So apologies for this rant, and if thread really doesn't belong here, my apologies to site staff - it can be moved to whatever sub-forum is most fitting. I just felt had to say this somewhere and don't expect it to be 'fixed' or sympathy just to do so - things just very difficult right now on an internal level and the lack of enthusiasm for usually one of my favorite things proving to be a very unsettling manifestation of that.

Wish could get back a little of the energy and feeling I usually have....


----------



## Headless (Sep 4, 2011)

Oh No! What a shame. I'm sorry that you feel the people who see it aren't as interested, I would be disappointed as well particularly for all the work you do to have it looking that way. Personally I love looking at the photos of your haunt every year - it is so unique.

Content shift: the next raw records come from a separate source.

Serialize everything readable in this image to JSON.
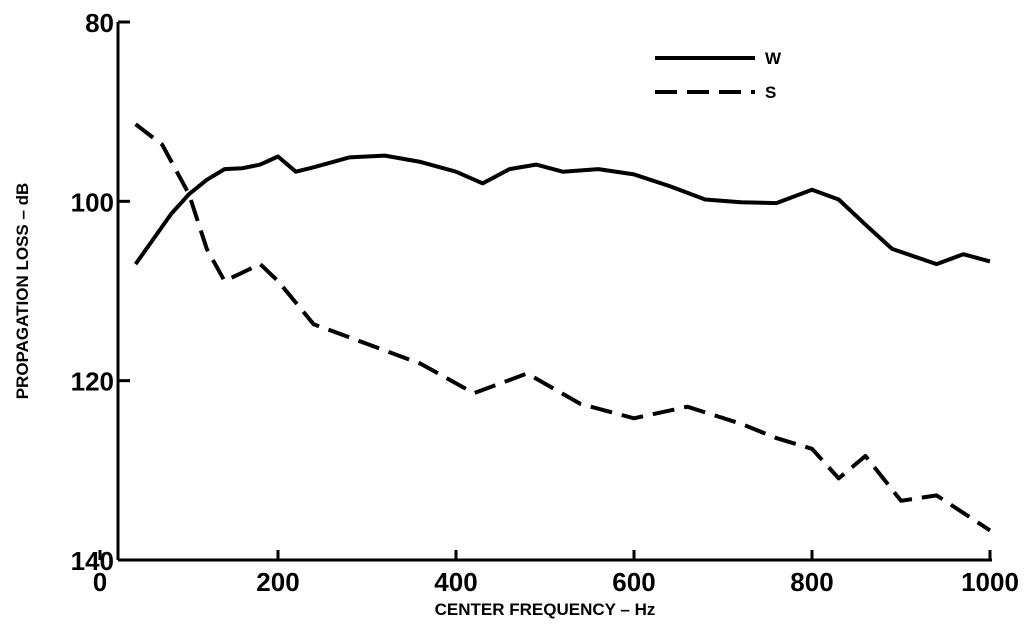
{
  "chart_data": {
    "type": "line",
    "xlabel": "CENTER FREQUENCY – Hz",
    "ylabel": "PROPAGATION LOSS – dB",
    "xlim": [
      0,
      1000
    ],
    "xticks": [
      0,
      200,
      400,
      600,
      800,
      1000
    ],
    "ylim": [
      80,
      140
    ],
    "yticks": [
      80,
      100,
      120,
      140
    ],
    "y_inverted": true,
    "legend": "upper right",
    "series": [
      {
        "name": "W",
        "color": "#000000",
        "line_style": "solid",
        "x": [
          40,
          60,
          80,
          100,
          120,
          140,
          160,
          180,
          200,
          220,
          240,
          280,
          320,
          360,
          400,
          430,
          460,
          490,
          520,
          560,
          600,
          640,
          680,
          720,
          760,
          800,
          830,
          860,
          890,
          940,
          970,
          1000
        ],
        "values": [
          107.0,
          104.2,
          101.4,
          99.2,
          97.6,
          96.4,
          96.3,
          95.9,
          95.0,
          96.7,
          96.2,
          95.1,
          94.9,
          95.6,
          96.7,
          98.0,
          96.4,
          95.9,
          96.7,
          96.4,
          97.0,
          98.3,
          99.8,
          100.1,
          100.2,
          98.7,
          99.8,
          102.6,
          105.3,
          107.0,
          105.9,
          106.7
        ]
      },
      {
        "name": "S",
        "color": "#000000",
        "line_style": "dashed",
        "x": [
          40,
          70,
          100,
          120,
          140,
          180,
          200,
          240,
          300,
          360,
          420,
          480,
          540,
          600,
          660,
          720,
          760,
          800,
          830,
          860,
          900,
          940,
          1000
        ],
        "values": [
          91.4,
          93.7,
          99.2,
          105.3,
          108.9,
          107.0,
          108.9,
          113.7,
          115.9,
          118.1,
          121.4,
          119.2,
          122.6,
          124.2,
          122.9,
          124.8,
          126.4,
          127.6,
          130.9,
          128.4,
          133.4,
          132.8,
          136.7
        ]
      }
    ]
  }
}
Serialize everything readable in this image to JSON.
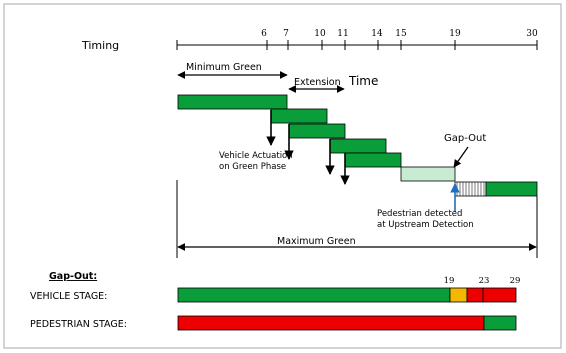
{
  "labels": {
    "timing": "Timing",
    "minimum_green": "Minimum Green",
    "extension": "Extension",
    "time": "Time",
    "gap_out": "Gap-Out",
    "vehicle_actuation_line1": "Vehicle Actuation",
    "vehicle_actuation_line2": "on Green Phase",
    "pedestrian_line1": "Pedestrian detected",
    "pedestrian_line2": "at Upstream Detection",
    "maximum_green": "Maximum Green",
    "gap_out_heading": "Gap-Out:",
    "vehicle_stage": "VEHICLE STAGE:",
    "pedestrian_stage": "PEDESTRIAN STAGE:"
  },
  "timeline_ticks": [
    "6",
    "7",
    "10",
    "11",
    "14",
    "15",
    "19",
    "30"
  ],
  "stage_ticks": [
    "19",
    "23",
    "29"
  ],
  "colors": {
    "green": "#0a9e3b",
    "light_green": "#c8ecd1",
    "yellow": "#f5b800",
    "red": "#ee0000",
    "pedestrian_arrow": "#1f6fc0",
    "border": "#000000"
  }
}
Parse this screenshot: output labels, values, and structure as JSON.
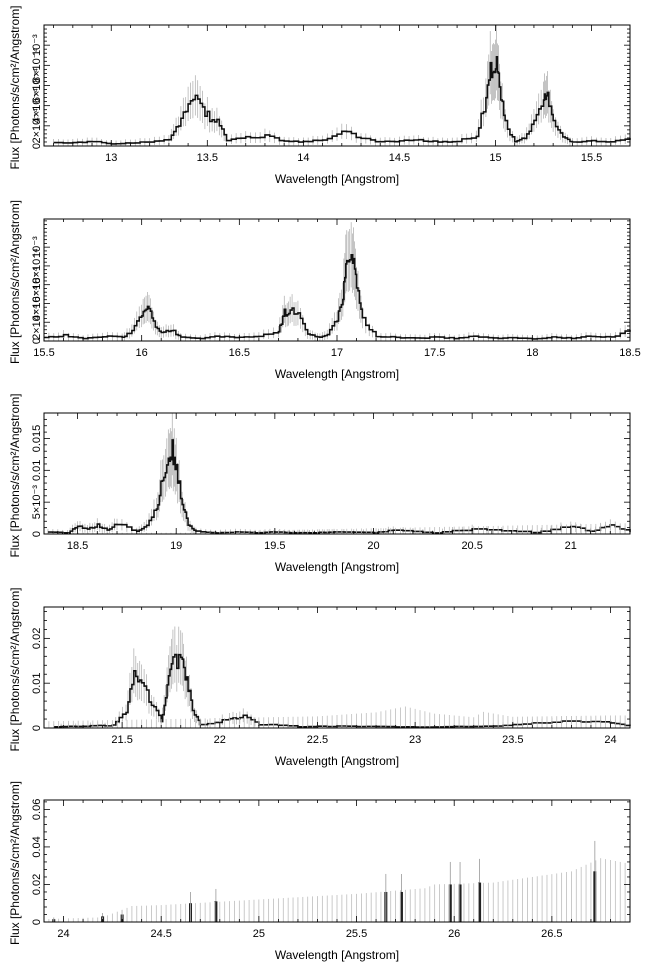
{
  "chart_data": [
    {
      "type": "line",
      "title": "",
      "xlabel": "Wavelength [Angstrom]",
      "ylabel": "Flux [Photons/s/cm²/Angstrom]",
      "xlim": [
        12.65,
        15.7
      ],
      "ylim": [
        0,
        0.0012
      ],
      "xticks": [
        13,
        13.5,
        14,
        14.5,
        15,
        15.5
      ],
      "xtick_labels": [
        "13",
        "13.5",
        "14",
        "14.5",
        "15",
        "15.5"
      ],
      "yticks": [
        0,
        0.0002,
        0.0004,
        0.0006,
        0.0008,
        0.001
      ],
      "ytick_labels": [
        "0",
        "2×10⁻⁴",
        "4×10⁻⁴",
        "6×10⁻⁴",
        "8×10⁻⁴",
        "10⁻³"
      ],
      "grid": false,
      "series": [
        {
          "style": "step-with-errorbars",
          "x": [
            12.7,
            12.8,
            12.9,
            13.0,
            13.1,
            13.2,
            13.3,
            13.35,
            13.4,
            13.45,
            13.5,
            13.55,
            13.6,
            13.7,
            13.8,
            13.9,
            14.0,
            14.1,
            14.2,
            14.3,
            14.4,
            14.5,
            14.6,
            14.7,
            14.8,
            14.9,
            14.95,
            14.98,
            15.0,
            15.02,
            15.05,
            15.1,
            15.15,
            15.2,
            15.25,
            15.27,
            15.3,
            15.35,
            15.4,
            15.5,
            15.6,
            15.7
          ],
          "y": [
            4e-05,
            3e-05,
            5e-05,
            2e-05,
            3e-05,
            4e-05,
            6e-05,
            0.00022,
            0.00044,
            0.00046,
            0.0003,
            0.00024,
            6e-05,
            8e-05,
            0.0001,
            5e-05,
            4e-05,
            6e-05,
            0.00014,
            8e-05,
            4e-05,
            5e-05,
            6e-05,
            4e-05,
            5e-05,
            0.0001,
            0.00048,
            0.0008,
            0.00085,
            0.0006,
            0.00022,
            4e-05,
            8e-05,
            0.00026,
            0.0005,
            0.00052,
            0.00022,
            8e-05,
            4e-05,
            5e-05,
            4e-05,
            8e-05
          ]
        }
      ]
    },
    {
      "type": "line",
      "title": "",
      "xlabel": "Wavelength [Angstrom]",
      "ylabel": "Flux [Photons/s/cm²/Angstrom]",
      "xlim": [
        15.5,
        18.5
      ],
      "ylim": [
        0,
        0.0013
      ],
      "xticks": [
        15.5,
        16,
        16.5,
        17,
        17.5,
        18,
        18.5
      ],
      "xtick_labels": [
        "15.5",
        "16",
        "16.5",
        "17",
        "17.5",
        "18",
        "18.5"
      ],
      "yticks": [
        0,
        0.0002,
        0.0004,
        0.0006,
        0.0008,
        0.001
      ],
      "ytick_labels": [
        "0",
        "2×10⁻⁴",
        "4×10⁻⁴",
        "6×10⁻⁴",
        "8×10⁻⁴",
        "10⁻³"
      ],
      "grid": false,
      "series": [
        {
          "style": "step-with-errorbars",
          "x": [
            15.5,
            15.6,
            15.7,
            15.8,
            15.9,
            15.95,
            16.0,
            16.03,
            16.06,
            16.1,
            16.15,
            16.2,
            16.3,
            16.4,
            16.5,
            16.6,
            16.7,
            16.73,
            16.76,
            16.8,
            16.85,
            16.9,
            16.95,
            17.0,
            17.03,
            17.05,
            17.08,
            17.1,
            17.13,
            17.2,
            17.3,
            17.4,
            17.5,
            17.6,
            17.7,
            17.8,
            17.9,
            18.0,
            18.1,
            18.2,
            18.3,
            18.4,
            18.5
          ],
          "y": [
            4e-05,
            6e-05,
            3e-05,
            5e-05,
            4e-05,
            0.0001,
            0.00028,
            0.00036,
            0.0002,
            8e-05,
            0.00012,
            4e-05,
            3e-05,
            5e-05,
            4e-05,
            5e-05,
            0.0001,
            0.0003,
            0.00034,
            0.00026,
            8e-05,
            4e-05,
            6e-05,
            0.00024,
            0.00052,
            0.0008,
            0.00088,
            0.00062,
            0.00022,
            5e-05,
            4e-05,
            3e-05,
            4e-05,
            3e-05,
            5e-05,
            3e-05,
            4e-05,
            2e-05,
            4e-05,
            3e-05,
            5e-05,
            4e-05,
            0.00012
          ]
        }
      ]
    },
    {
      "type": "line",
      "title": "",
      "xlabel": "Wavelength [Angstrom]",
      "ylabel": "Flux [Photons/s/cm²/Angstrom]",
      "xlim": [
        18.33,
        21.3
      ],
      "ylim": [
        0,
        0.019
      ],
      "xticks": [
        18.5,
        19,
        19.5,
        20,
        20.5,
        21
      ],
      "xtick_labels": [
        "18.5",
        "19",
        "19.5",
        "20",
        "20.5",
        "21"
      ],
      "yticks": [
        0,
        0.005,
        0.01,
        0.015
      ],
      "ytick_labels": [
        "0",
        "5×10⁻³",
        "0.01",
        "0.015"
      ],
      "grid": false,
      "series": [
        {
          "style": "step-with-errorbars",
          "x": [
            18.35,
            18.45,
            18.5,
            18.55,
            18.6,
            18.65,
            18.7,
            18.8,
            18.85,
            18.9,
            18.93,
            18.96,
            18.98,
            19.0,
            19.03,
            19.06,
            19.1,
            19.2,
            19.3,
            19.4,
            19.5,
            19.6,
            19.7,
            19.8,
            20.0,
            20.1,
            20.3,
            20.5,
            20.8,
            21.0,
            21.1,
            21.2,
            21.3
          ],
          "y": [
            0.0003,
            0.0002,
            0.0012,
            0.0008,
            0.0014,
            0.0006,
            0.0016,
            0.0004,
            0.0012,
            0.004,
            0.009,
            0.013,
            0.0135,
            0.01,
            0.0045,
            0.0015,
            0.0004,
            0.0002,
            0.0003,
            0.0002,
            0.0003,
            0.0002,
            0.0002,
            0.0003,
            0.0002,
            0.0006,
            0.0002,
            0.0008,
            0.0002,
            0.0012,
            0.0004,
            0.0014,
            0.0003
          ]
        },
        {
          "style": "grey-errorbars",
          "x": [
            19.1,
            19.5,
            20.0,
            20.5,
            21.0,
            21.3
          ],
          "y": [
            0.0002,
            0.0006,
            0.0009,
            0.0012,
            0.0015,
            0.0017
          ]
        }
      ]
    },
    {
      "type": "line",
      "title": "",
      "xlabel": "Wavelength [Angstrom]",
      "ylabel": "Flux [Photons/s/cm²/Angstrom]",
      "xlim": [
        21.1,
        24.1
      ],
      "ylim": [
        0,
        0.027
      ],
      "xticks": [
        21.5,
        22,
        22.5,
        23,
        23.5,
        24
      ],
      "xtick_labels": [
        "21.5",
        "22",
        "22.5",
        "23",
        "23.5",
        "24"
      ],
      "yticks": [
        0,
        0.01,
        0.02
      ],
      "ytick_labels": [
        "0",
        "0.01",
        "0.02"
      ],
      "grid": false,
      "series": [
        {
          "style": "step-with-errorbars",
          "x": [
            21.15,
            21.3,
            21.45,
            21.52,
            21.56,
            21.6,
            21.65,
            21.7,
            21.73,
            21.76,
            21.8,
            21.83,
            21.86,
            21.9,
            22.05,
            22.12,
            22.2,
            22.4,
            22.6,
            22.8,
            23.0,
            23.2,
            23.4,
            23.6,
            23.8,
            24.0,
            24.1
          ],
          "y": [
            0.0003,
            0.0004,
            0.0006,
            0.0035,
            0.0125,
            0.0095,
            0.0055,
            0.0015,
            0.009,
            0.014,
            0.016,
            0.011,
            0.004,
            0.0008,
            0.002,
            0.0025,
            0.0008,
            0.0003,
            0.0004,
            0.0003,
            0.0002,
            0.0003,
            0.0004,
            0.0012,
            0.0015,
            0.0012,
            0.0005
          ]
        },
        {
          "style": "grey-errorbars",
          "x": [
            21.1,
            21.5,
            22.0,
            22.5,
            22.8,
            22.95,
            23.1,
            23.3,
            23.35,
            23.5,
            24.0,
            24.1
          ],
          "y": [
            0.0015,
            0.0018,
            0.0022,
            0.0026,
            0.0035,
            0.0048,
            0.0032,
            0.0024,
            0.0036,
            0.0025,
            0.0028,
            0.0028
          ]
        }
      ]
    },
    {
      "type": "line",
      "title": "",
      "xlabel": "Wavelength [Angstrom]",
      "ylabel": "Flux [Photons/s/cm²/Angstrom]",
      "xlim": [
        23.9,
        26.9
      ],
      "ylim": [
        0,
        0.065
      ],
      "xticks": [
        24,
        24.5,
        25,
        25.5,
        26,
        26.5
      ],
      "xtick_labels": [
        "24",
        "24.5",
        "25",
        "25.5",
        "26",
        "26.5"
      ],
      "yticks": [
        0,
        0.02,
        0.04,
        0.06
      ],
      "ytick_labels": [
        "0",
        "0.02",
        "0.04",
        "0.06"
      ],
      "grid": false,
      "series": [
        {
          "style": "data-bars",
          "x": [
            23.95,
            24.2,
            24.3,
            24.65,
            24.78,
            25.65,
            25.73,
            25.98,
            26.03,
            26.13,
            26.72
          ],
          "y": [
            0.0015,
            0.003,
            0.004,
            0.01,
            0.011,
            0.016,
            0.016,
            0.02,
            0.02,
            0.021,
            0.027
          ]
        },
        {
          "style": "grey-errorbars",
          "x": [
            23.9,
            24.2,
            24.35,
            24.5,
            25.0,
            25.5,
            25.85,
            25.9,
            26.2,
            26.6,
            26.75,
            26.9
          ],
          "y": [
            0.0015,
            0.0025,
            0.0085,
            0.009,
            0.012,
            0.015,
            0.018,
            0.02,
            0.021,
            0.027,
            0.034,
            0.031
          ]
        }
      ]
    }
  ]
}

I hope everything works out OK with your dad's health and life settles down to normal again. Sometimes I guess it is a good thing to take some time out and reassess what we do - which will also be the case for me this year as far as my home haunt. Good luck and try not to be too sad in the coming months. There is always next year!


----------



## Hairazor (Mar 13, 2012)

There is no better place to vent those feelings than here. Wish you better in days to come.


----------



## scarycher (Aug 4, 2014)

I think your feelings are normal under the circumstances, I pray your father will recover soon. I have looked at your haunt pictures and I think it is fantastic and unique. I say keep your chin up and its normal for you to want things to be normal, we all do. Just my 2 cents


----------



## scareme (Aug 29, 2006)

Sorry to hear about your family health problems. It can weigh really heavy on every on every part of your life. I know it sounds trite, but maybe this year would be a good time to enjoy the little things about the holiday. The less you expect this year to be, the more you would be pleasantly surprised by anything that does happen around Halloween time. And right now you should be concerned about your own health. All this stress will start taking it's toll on you. Keep posting your thoughts on here. It does you good to be able to talk about it, and you're right, we understand where you are coming from. I don't think anyone on here hasn't had an "off" year. But it doesn't have to change your way of thinking forever. Just start right now by enjoying the things starting to come out in the stores. I don't know where you live, but if things start to cool down in the next month, enjoy the cooler temperatures. Little things like that. It may not sound like much, but that's what I'm talking about. don't expect much, and you might be happy with the little things. I hope your father's health issues improve, and things go better in your life.


----------